Desde 1920, não há analfabetos na Finlândia. Nessa época, o Brasil tinha menos de 20% população nas escolas. Pesquisas mostram que os finlandeses compram, em média, 18 livros por ano. Entre os programas mais assistidos na TV estão apenas documentários e noticiários.
A programação estrangeira não é dublada e sim, legendada, para que as línguas se tornem familiares. E o professor ainda é um dos profissionais mais reconhecidos e admirados da sociedade - como um dia foi no Brasil.

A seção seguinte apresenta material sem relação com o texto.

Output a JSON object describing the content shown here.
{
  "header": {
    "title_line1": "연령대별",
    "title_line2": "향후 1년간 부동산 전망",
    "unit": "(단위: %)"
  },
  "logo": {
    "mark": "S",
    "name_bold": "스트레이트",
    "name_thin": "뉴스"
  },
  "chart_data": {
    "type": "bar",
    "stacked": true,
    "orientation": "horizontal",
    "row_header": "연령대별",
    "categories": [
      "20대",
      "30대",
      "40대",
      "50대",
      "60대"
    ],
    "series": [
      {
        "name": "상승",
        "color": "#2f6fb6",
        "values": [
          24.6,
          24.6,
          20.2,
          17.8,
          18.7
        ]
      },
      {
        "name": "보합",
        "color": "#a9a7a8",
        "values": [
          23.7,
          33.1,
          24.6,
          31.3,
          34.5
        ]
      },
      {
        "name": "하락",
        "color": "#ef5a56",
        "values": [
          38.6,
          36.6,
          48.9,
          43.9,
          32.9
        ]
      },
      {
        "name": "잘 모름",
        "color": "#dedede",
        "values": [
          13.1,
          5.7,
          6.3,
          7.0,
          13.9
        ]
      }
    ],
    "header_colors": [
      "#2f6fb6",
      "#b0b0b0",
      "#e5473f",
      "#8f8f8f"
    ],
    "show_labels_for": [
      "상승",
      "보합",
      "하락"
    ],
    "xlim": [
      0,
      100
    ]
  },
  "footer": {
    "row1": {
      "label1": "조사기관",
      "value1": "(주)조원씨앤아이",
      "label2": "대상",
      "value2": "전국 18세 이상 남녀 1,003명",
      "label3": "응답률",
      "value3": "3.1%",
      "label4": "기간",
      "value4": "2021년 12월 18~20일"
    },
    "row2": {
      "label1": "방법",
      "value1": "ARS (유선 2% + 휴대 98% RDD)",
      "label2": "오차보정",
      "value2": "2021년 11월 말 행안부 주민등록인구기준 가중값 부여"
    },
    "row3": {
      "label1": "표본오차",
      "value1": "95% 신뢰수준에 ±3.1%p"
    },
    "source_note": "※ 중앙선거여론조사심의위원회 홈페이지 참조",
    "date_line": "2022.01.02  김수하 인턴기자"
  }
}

A professora de inglês Eeva Sallamaa fica sem jeito em falar de salário. Revela que existem insatisfações, mas faz 20 anos que não há greves na educação no país. O governo informa que um professor em início de carreira ganha 2.500 (R$ 6.300), 25 vezes mais que o menor salário dado a um professor no Brasil.
As remunerações mais altas passam de 6 mil. Na Finlândia, para entrar numa sala de aula é preciso ter título de mestre. O pré-requisito não é cumprido nem pelas universidades brasileiras. Nas escolas do País, há professores que nem sequer cursaram o ensino superior.
É raro um aluno que repete de ano numa escola finlandesa - o sistema é a progressão continuada, tão criticada no Brasil. E o que fazer com as crianças que não aprendem? As que têm mais dificuldade recebem aulas especiais, respondem as professoras.
Mas todas acabam aprendendo, completam. “A população é homogênea, não há muitos imigrantes, pouca desigualdade social. O desempenho acaba sendo mais homogêneo também”, diz o educador da Universidade Estadual de Campinas (Unicamp) Eduardo Chaves. As notas nas escolas finlandesas incluem auto-avaliações dos alunos “Quando são muito pequenos, fazem desenhos para expressar o que aprenderam”, conta Eeva.
Acolhimento
“No Brasil, as pessoas reclamam que a escola não tem quadra coberta, laboratório. Não vi isso na Finlândia. O que há são salas de aula acolhedoras, em que os alunos se sentem bem”, resume a secretária de Educação de Natal, Justina Iva, que esteve no país. É comum escolas públicas finlandesas ganharem prêmios de arquitetura.
A Metsola tem salas amplas, muitas janelas, um projeto que se integra à natureza e até móveis de design consagrado. Nas classes, há sofás, instrumentos musicais, computador, livros e outros materiais, todos à mão.
De cabelos curtos e roxos, a jovem diretora da Metsola, Suvi Pylkkanen, explica que o calendário escolar é elaborado pelo professor. Ele determina os métodos pelos quais seus alunos aprenderão o currículo básico nacional. O professor decide até quantas horas cada criança deverá ficar na escola. O Ministério da Educação finlandês dá total autonomia aos municípios e às escolas.
“A confiança nos professores é enorme. A responsabilidade dada a eles é maior do que a média de todos países da OCDE”, afirma o diretor do Instituto de Pesquisas Educacionais da Universidade de Jyväskylä (norte de Helsinque), Jouni Välijärvi. No país campeão no Pisa, há avaliação sem competição. “Somos contra rankings de escolas”, explica Riitta. “Elas são muito diferentes para se dizer qual é melhor ou pior.”